Emilie Druilhe Librairie La Flibuste (Fontenay-sous-Bois)

À travers un panorama non exhaustif des représentations de femmes et de leur corps de l'Antiquité jusqu'à nos jours, Laure Adler se propose de déconstruire notre vision du corps de la femme, véritable enjeu de révolution sexuelle et politique de ces dernières années.

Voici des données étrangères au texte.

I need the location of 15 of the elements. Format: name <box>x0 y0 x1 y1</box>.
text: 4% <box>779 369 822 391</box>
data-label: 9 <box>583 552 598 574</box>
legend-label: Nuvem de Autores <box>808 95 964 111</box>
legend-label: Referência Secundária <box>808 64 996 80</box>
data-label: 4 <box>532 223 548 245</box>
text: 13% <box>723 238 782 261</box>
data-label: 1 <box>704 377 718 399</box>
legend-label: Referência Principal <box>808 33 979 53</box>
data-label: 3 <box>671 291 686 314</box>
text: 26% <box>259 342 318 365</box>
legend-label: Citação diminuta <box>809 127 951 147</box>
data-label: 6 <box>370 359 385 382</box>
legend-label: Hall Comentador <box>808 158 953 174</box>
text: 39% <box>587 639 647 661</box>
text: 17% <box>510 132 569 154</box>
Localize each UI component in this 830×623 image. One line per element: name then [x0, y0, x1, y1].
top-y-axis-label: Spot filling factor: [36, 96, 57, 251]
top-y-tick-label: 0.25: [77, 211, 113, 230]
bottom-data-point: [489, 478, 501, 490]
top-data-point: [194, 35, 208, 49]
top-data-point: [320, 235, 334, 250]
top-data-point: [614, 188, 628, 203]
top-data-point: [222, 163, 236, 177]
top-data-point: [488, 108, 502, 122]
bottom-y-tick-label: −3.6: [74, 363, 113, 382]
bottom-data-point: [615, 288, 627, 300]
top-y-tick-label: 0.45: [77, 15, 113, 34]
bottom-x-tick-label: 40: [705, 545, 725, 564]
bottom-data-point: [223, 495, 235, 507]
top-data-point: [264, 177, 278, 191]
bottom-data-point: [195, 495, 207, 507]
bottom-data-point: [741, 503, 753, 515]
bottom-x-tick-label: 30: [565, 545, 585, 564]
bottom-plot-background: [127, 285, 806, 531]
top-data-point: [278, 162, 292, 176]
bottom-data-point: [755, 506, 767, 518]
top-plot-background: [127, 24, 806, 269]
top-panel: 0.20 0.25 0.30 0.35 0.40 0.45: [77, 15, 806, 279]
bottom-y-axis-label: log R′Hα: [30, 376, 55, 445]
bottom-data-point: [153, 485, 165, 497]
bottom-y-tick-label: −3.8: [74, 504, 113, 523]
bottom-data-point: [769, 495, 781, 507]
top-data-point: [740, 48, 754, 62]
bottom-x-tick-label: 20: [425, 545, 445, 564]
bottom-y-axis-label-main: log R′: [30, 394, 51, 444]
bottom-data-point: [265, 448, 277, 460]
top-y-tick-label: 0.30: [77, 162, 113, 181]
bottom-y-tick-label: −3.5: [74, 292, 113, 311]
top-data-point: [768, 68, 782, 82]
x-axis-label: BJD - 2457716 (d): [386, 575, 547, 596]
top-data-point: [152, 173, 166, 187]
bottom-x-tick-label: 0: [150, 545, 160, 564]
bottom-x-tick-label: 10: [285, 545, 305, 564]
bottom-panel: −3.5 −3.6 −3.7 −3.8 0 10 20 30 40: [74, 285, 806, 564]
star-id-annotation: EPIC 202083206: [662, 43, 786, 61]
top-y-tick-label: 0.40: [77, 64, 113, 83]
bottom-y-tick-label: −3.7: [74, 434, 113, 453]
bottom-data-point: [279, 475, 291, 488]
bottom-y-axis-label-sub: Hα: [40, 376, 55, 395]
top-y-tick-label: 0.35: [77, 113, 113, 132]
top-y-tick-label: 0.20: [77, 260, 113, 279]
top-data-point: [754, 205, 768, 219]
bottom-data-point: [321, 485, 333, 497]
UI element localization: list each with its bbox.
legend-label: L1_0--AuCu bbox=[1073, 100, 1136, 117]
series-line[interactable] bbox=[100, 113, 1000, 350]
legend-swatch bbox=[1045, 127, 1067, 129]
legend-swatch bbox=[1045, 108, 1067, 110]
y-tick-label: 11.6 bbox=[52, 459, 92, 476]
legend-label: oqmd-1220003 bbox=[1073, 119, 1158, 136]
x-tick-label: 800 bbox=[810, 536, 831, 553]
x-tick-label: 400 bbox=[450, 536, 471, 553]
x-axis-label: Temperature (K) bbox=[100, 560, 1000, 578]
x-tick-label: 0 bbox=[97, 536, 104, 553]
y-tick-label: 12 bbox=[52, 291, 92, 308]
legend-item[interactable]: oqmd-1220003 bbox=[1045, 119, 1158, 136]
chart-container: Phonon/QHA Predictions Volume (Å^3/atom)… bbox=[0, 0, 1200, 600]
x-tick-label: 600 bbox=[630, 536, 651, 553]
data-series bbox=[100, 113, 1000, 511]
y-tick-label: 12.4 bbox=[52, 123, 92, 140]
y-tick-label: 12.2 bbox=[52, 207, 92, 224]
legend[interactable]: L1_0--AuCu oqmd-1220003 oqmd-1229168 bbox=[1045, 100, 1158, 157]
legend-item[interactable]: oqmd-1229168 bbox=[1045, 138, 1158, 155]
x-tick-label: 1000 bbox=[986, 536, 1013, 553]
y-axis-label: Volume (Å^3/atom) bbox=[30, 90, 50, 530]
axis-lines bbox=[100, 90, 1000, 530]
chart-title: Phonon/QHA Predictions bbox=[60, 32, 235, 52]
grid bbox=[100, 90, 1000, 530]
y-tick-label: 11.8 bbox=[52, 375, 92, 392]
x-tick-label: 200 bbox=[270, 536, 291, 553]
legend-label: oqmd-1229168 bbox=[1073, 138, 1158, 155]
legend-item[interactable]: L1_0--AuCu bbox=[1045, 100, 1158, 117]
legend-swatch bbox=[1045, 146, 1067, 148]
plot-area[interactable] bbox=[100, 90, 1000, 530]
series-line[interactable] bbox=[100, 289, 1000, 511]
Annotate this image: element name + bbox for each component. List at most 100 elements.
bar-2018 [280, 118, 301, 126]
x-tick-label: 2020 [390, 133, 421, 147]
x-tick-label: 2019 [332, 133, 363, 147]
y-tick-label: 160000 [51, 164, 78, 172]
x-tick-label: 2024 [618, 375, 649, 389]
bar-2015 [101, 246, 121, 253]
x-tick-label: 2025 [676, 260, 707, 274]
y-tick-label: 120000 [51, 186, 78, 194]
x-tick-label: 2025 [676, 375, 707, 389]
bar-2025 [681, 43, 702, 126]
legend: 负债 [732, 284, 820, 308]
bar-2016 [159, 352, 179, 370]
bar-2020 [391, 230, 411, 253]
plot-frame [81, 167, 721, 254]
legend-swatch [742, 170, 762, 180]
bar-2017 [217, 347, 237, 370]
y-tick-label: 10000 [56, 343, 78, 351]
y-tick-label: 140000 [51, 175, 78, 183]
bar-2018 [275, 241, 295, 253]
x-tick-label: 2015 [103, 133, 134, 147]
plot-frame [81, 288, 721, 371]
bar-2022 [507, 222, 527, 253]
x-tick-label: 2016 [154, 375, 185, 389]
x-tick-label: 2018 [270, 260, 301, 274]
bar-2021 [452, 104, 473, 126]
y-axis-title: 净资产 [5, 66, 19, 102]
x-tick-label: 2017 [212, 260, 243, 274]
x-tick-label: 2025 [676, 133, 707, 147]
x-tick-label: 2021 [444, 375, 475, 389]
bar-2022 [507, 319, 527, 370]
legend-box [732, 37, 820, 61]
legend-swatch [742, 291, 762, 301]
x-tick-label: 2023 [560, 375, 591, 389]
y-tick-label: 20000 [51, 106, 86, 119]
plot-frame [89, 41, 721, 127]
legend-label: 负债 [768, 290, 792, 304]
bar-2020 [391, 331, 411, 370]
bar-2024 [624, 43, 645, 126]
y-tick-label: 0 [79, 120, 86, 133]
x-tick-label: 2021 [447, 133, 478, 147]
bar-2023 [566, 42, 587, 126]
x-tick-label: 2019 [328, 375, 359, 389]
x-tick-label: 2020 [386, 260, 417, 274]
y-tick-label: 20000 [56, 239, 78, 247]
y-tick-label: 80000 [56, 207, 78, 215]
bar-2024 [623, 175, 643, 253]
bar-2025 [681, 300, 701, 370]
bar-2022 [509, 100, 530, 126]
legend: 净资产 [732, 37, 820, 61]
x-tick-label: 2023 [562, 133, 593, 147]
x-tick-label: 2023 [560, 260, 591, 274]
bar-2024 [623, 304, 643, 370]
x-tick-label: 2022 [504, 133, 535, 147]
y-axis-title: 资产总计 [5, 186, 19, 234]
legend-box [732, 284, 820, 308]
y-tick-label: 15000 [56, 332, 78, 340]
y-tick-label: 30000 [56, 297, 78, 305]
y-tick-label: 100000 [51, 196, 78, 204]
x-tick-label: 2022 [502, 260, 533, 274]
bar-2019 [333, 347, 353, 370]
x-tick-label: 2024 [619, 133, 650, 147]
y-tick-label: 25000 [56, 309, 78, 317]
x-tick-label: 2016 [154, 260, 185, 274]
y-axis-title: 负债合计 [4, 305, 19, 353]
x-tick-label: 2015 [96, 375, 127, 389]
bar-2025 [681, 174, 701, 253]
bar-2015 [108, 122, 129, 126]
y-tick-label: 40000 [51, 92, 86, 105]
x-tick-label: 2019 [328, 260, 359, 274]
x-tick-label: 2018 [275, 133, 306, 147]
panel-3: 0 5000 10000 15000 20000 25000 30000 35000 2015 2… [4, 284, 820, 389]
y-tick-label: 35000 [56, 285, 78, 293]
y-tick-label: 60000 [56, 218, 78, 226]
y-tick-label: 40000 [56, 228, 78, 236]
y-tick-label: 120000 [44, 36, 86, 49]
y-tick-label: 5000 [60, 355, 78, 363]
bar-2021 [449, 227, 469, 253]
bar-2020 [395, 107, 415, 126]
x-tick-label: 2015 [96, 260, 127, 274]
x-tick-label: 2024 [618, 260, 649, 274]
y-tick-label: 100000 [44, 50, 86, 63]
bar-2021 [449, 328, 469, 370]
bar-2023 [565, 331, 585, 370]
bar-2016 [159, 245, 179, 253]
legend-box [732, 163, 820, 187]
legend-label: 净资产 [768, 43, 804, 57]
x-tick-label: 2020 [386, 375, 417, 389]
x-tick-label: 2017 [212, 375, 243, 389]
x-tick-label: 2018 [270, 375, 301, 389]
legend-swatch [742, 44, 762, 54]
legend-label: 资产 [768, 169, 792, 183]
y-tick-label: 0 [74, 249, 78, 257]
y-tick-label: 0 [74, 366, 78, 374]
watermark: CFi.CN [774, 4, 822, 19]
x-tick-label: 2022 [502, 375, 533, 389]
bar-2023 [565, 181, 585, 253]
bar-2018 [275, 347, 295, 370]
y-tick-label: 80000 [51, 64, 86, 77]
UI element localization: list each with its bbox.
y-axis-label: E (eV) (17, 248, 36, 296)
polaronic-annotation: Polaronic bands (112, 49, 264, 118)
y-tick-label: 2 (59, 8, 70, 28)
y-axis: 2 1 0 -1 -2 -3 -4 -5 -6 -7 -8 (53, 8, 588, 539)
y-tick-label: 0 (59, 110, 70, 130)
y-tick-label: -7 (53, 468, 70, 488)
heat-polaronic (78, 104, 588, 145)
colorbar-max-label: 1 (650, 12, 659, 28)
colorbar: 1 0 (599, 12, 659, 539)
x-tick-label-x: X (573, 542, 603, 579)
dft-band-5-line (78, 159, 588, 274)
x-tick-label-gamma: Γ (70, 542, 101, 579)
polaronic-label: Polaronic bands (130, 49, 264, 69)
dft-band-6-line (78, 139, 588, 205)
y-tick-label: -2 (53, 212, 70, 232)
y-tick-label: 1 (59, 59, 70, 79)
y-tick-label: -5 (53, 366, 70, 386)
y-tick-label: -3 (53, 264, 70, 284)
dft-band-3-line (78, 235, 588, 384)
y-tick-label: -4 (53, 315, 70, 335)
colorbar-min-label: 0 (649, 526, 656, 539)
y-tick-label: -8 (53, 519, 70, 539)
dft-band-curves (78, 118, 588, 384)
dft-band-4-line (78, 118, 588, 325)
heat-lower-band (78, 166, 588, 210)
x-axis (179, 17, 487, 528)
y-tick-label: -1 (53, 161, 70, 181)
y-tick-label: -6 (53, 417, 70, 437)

L'art est marqué par le féminin, par l'exhibition du corps de la femme. Depuis l'Antiquité, ce corps est représenté sous toutes ses coutures, dans toutes les poses. Qu'elle soit jeune ou vieille, vierge ou mère, sainte ou pécheresse, la femme est un sujet majeur de l'histoire de la peinture occidentale. À travers Le Corps des femmes, Laure Adler tente de transcrire l'évolution du regard porté sur ce corps, un corps d'abord regardé, puis regardant et qui, enfin, se regarde. Elle construit son ouvrage comme un corps propre en étudiant les grands modèles féminins de la Renaissance que sont Ève, Marie, Marie-Madeleine, Vénus ou les déesses à travers des parties de leurs corps : leurs mains, leur sourire, leur chevelure, leur ventre ou leurs fesses. À la fois vierge, mère et docile, mais également dangereuse, pécheresse et indépendante, ces modèles traduisent l'ambivalence des femmes selon les peintres de l'époque, mais également selon la société tout entière. Ces femmes regardées le sont en majorité par des hommes. Il existe peu de femmes peintres à la Renaissance et le regard est essentiellement masculin. Progressivement, avec la révolution réaliste et impressionniste notamment, le regard change et des peintres comme Courbet ou Manet invitent le spectateur à entrer dans l'œuvre, à s'y faire une place grâce aux regards des femmes peintes qui scrutent et défient le regardeur. Mais c'est avec l'entrée et la légitimation des femmes dans les mouvements artistes, grâce notamment à l'apparition des mouvements féministes à partir des années 1970, que le regard se transforme de nouveau selon Laure Adler. Les femmes regardent et se regardent. Frida Kahlo, Cindy Sherman, Louise Bourgeois révolutionnent l'art. Elles tentent de se réapproprier leur corps à travers la peinture, mais aussi la photographie ou la performance. Le corps féminin se réinvente. Il n'est plus sujet, ni objet mais revendication politique et sexuelle. Ce n'est plus le corps féminin qui est au centre du questionnement pour Laure Adler, mais le corps en lui-même. Illustré de reproductions d'œuvres d'art de très bonne qualité, s'étendant parfois sur des doubles pages pleines, l'ouvrage de Laure Adler peut être lu comme un essai d'histoire de l'art sur l'évolution de la représentation du corps féminin de l'Antiquité jusqu'à nos jours, mais également comme un manifeste féministe de rappropriation du corps de la femme. Une belle entrée en matière pour tout amateur d'art ou passionné de féminisme.